Claudius was followed by Nero (AD 54-68) who is the sixth in the line of Roman emperors; the five before him had fallen by death and Nero is the sixth, the one who was in power at the time of the writing of the book of the Revelation. He is simply referred to as the one who "is."

This single verse fixes the date of the writing of the book of the Revelation in the reign of Nero Caesar who was emperor of Rome from AD 54 to 68. This was at least two years before the destruction of the city of Jerusalem in AD 70!

These first seven kings are not the same as the ten kings represented by the ten horns upon the beast. Verse 12.

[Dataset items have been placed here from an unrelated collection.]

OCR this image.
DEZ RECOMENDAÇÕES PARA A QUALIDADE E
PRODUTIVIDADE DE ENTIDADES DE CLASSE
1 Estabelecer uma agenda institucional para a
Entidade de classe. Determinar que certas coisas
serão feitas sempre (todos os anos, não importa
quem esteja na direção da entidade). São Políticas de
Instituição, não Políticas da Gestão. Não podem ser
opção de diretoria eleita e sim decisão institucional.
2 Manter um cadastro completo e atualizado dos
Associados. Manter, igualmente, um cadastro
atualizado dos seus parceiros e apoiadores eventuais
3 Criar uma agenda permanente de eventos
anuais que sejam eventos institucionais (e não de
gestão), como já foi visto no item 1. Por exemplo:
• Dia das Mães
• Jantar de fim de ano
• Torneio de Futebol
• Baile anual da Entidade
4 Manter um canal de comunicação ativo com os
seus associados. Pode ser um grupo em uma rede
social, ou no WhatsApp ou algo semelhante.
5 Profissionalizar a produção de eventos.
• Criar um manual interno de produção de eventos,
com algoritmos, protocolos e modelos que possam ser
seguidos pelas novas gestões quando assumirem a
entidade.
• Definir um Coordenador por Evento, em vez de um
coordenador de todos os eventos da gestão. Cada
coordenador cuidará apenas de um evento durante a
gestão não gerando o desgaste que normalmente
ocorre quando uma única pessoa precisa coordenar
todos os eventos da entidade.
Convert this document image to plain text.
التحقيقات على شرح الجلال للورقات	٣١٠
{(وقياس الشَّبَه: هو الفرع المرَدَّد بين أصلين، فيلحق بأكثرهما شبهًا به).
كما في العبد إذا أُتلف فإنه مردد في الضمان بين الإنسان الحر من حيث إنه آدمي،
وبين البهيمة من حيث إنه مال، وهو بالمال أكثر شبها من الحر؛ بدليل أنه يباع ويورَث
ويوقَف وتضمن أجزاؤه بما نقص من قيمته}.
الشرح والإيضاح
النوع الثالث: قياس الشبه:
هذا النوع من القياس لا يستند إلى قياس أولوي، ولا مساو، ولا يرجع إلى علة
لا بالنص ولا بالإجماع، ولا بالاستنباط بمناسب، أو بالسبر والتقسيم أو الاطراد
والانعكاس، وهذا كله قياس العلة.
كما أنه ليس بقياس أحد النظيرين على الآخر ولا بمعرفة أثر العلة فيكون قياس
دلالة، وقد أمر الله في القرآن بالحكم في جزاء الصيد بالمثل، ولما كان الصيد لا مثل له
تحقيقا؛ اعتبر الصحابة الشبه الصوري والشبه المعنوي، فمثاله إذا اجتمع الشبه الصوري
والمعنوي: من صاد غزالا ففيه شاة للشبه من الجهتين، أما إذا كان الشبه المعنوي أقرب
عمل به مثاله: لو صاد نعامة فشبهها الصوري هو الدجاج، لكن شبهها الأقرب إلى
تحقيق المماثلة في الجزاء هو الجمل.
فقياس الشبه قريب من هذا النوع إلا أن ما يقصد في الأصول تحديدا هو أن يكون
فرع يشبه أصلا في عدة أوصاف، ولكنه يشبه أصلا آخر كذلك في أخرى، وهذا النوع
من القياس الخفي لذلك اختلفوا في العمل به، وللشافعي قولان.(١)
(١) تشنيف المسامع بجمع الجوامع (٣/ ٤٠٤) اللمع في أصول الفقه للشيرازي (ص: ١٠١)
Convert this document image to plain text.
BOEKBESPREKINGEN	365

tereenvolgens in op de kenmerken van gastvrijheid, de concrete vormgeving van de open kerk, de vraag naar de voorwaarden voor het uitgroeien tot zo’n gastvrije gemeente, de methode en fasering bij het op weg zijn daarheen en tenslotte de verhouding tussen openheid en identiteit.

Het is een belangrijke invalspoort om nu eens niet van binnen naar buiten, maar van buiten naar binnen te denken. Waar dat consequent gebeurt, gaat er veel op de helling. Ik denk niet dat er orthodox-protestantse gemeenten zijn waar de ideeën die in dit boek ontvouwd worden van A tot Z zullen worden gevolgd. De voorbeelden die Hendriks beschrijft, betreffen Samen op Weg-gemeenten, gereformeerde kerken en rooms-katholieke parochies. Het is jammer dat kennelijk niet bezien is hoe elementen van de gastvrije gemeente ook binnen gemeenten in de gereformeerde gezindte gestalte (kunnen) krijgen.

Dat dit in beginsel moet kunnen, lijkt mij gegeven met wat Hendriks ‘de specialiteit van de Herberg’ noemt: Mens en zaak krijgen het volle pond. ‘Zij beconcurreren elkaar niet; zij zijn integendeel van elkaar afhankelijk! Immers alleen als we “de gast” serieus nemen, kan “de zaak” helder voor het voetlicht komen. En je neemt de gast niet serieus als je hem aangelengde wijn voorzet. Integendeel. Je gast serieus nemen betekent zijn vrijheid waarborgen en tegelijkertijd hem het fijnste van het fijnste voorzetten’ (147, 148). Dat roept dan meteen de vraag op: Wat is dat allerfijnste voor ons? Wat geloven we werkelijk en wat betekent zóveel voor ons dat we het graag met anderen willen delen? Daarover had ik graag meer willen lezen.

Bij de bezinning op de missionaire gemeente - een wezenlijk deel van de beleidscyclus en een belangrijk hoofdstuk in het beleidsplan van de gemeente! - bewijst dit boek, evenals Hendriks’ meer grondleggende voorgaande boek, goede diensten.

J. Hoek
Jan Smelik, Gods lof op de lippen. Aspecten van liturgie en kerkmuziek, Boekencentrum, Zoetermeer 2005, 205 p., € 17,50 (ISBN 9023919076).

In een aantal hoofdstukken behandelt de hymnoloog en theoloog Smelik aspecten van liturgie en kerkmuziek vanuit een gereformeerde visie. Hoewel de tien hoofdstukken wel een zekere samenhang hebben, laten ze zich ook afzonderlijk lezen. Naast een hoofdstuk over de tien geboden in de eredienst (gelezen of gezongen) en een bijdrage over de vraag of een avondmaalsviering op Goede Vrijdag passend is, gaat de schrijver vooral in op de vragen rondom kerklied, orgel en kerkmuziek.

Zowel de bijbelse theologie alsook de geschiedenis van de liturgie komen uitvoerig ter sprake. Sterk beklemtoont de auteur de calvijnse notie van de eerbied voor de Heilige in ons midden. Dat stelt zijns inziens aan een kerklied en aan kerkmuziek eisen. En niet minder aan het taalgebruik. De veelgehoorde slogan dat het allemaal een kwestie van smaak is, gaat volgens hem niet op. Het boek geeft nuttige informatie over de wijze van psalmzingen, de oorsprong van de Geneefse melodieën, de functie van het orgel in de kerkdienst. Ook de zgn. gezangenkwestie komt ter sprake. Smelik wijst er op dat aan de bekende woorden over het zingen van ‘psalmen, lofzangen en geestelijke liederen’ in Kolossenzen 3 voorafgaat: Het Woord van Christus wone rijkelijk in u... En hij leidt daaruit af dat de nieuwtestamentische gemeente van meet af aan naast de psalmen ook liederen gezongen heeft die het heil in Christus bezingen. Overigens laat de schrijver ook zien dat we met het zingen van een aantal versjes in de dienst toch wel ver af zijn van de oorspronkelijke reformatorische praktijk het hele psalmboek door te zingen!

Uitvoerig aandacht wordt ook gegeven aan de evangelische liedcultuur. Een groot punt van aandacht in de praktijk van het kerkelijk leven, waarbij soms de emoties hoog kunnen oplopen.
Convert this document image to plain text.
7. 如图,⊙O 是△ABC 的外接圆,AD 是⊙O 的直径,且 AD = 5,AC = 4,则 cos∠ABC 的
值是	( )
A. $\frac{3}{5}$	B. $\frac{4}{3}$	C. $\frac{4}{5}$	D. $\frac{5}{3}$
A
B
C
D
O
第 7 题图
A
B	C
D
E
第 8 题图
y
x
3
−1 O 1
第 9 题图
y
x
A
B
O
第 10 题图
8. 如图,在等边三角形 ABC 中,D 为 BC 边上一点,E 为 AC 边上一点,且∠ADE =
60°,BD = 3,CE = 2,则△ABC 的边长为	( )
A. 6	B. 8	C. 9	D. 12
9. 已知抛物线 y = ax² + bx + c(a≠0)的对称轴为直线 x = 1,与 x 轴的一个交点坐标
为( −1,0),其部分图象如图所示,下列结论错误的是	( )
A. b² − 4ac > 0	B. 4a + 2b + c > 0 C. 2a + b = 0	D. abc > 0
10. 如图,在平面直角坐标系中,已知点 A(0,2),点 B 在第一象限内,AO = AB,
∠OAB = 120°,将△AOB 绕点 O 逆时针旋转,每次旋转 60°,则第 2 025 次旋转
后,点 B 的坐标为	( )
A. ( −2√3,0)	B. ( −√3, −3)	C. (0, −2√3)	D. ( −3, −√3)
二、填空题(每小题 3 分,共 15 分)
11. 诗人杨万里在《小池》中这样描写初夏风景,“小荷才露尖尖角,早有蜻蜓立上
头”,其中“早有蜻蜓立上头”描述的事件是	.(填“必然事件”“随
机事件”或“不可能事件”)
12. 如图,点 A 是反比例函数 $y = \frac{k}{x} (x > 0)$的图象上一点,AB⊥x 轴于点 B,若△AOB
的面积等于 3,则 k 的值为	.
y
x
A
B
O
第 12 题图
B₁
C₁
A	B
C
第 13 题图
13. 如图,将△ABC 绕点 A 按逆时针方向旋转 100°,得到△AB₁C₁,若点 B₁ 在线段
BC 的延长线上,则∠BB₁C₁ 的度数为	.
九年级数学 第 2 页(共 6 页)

The beast that was, and is not, and yet is, speaks powerfully of that persecuting power of the Roman emperors against the saints, Christians. Remember that these judgments are not only the fulfilling of the prophecies of God, they are also in response to the prayers of the saints for vengeance against their persecutors. The saints had already long endured the persecution from Jews, and had probably only recently tasted the bitterness of the Roman persecution under Nero. (It is recorded that Nero seized Christians, daubed them with pitch and set them ablaze to be used as lights for his nighttime revelry.)

The ten horns (kings) that were to follow the seven would voluntarily give their power to the beast and hate the harlot.  It is one of the most bizarre facts of history that many of the Roman Emperors despised Rome itself, some of them setting foot in the city only when absolutely necessary.  Even the Emperors would lend their hand in the destruction of the harlot, "that great city which reigns over the kings of the earth."

It is sufficient for our purposes here to point out, once again, that this is the city of Rome.  Rome is NOT the beast; Rome is riding upon the beast, the godless power which made her existence possible.  The beast, remember, is the pawn of Satan, from whom the beast gains its powers.

Chapter 18:  The finality of the fall of that city.

Chapter 19:  Heaven rejoices in the destruction of the destroyer of the saints and exults in the victory of the King of kings, and the Lord of lords.

The final conflict against the beast and the false prophet ends with both being cast into the lake of fire.  The beast ceases to exist on earth; the false prophet ceases his treachery, and now only Satan and his minions remain to be dealt with.

End of the "Things which must shortly come to pass"

Chapter 20:

Satan bound, the saints reign with Christ for "a thousand years" then the final conflict.

The purpose of the binding of Satan was that he should not deceive the nations any longer until he was to be released again for that purpose.

During that period in which Satan's direct influence is taken from the earth, the saints are said to reign with Christ.  Notice again that the passage does NOT say that Christ will be on earth during this time.

At the end of the "thousand years" (again, a relative term) Satan is to be loosed again and go out for the final conflict.  This results in Satan himself being cast into the lake of fire where have preceded him the beast and the false prophet. 

The great Judgment Scene: And all who are not found written in the Book of Life are also cast into the lake of fire, the "second death."

This concludes the "thousand year" period and the things of the "little while" of Satan's final effort.  It also concludes the existence of time, earth, the heavens and all temporal things.

This final Judgment brings us to the view of the Heavenly Jerusalem (the third of the three cities which are the main focus of the prophecies of the book of Revelation).

Chapters 21 and 22 concern themselves with a description of this triumphant city and her place with God in heaven for all eternity.